Footnote 1 The Union withdrew its appeal on two additional provisions because the Agency withdrew its allegation of nonnegotiability concerning them. Since the dispute on these two provisions has been rendered moot, they will not be considered further.
Footnote 2 The relevant portions of the Technicians Act are set out in the Appendix to this decision.
Footnote 3 Additionally, the fact that the parties may have negotiated an identical provision in a previous contract, as asserted by the Union at n. 3 of its Reply Brief, has no bearing on our finding that this provision is nonnegotiable because it is inconsistent with law. See, for example, Maritime Metal Trades Council and Panama Canal Commission, 17 FLRA 890, 891 (1985).
Footnote 4 The pertinent provisions of the Technicians Act are set out in the Appendix to this decision.
Footnote 5 In its Reply Brief, the Union indicates that a change in the wording of the last sentence of this provision was made by the parties at the local level in this case. However, this change is not a part of the dispute before us and will not be considered.

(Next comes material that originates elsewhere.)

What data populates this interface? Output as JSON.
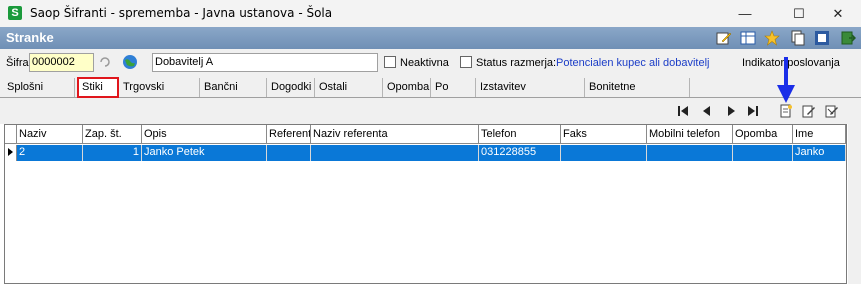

Footnote 6 5 U.S.C. 4302(b)(6) is set out in the Appendix to this decision.
Footnote 7 As with Provision 3, the Union indicated in its Reply Brief that a change in the wording of this part of the provision was made by the parties at the local level. However, this change is not a part of the dispute before us and will not be considered.
Footnote 8 See the Appendix to this decision.
Footnote 9 In deciding that Provision 2 and the first three sentences of Provision 4 are within the duty to bargain, we make no judgment as to their merits.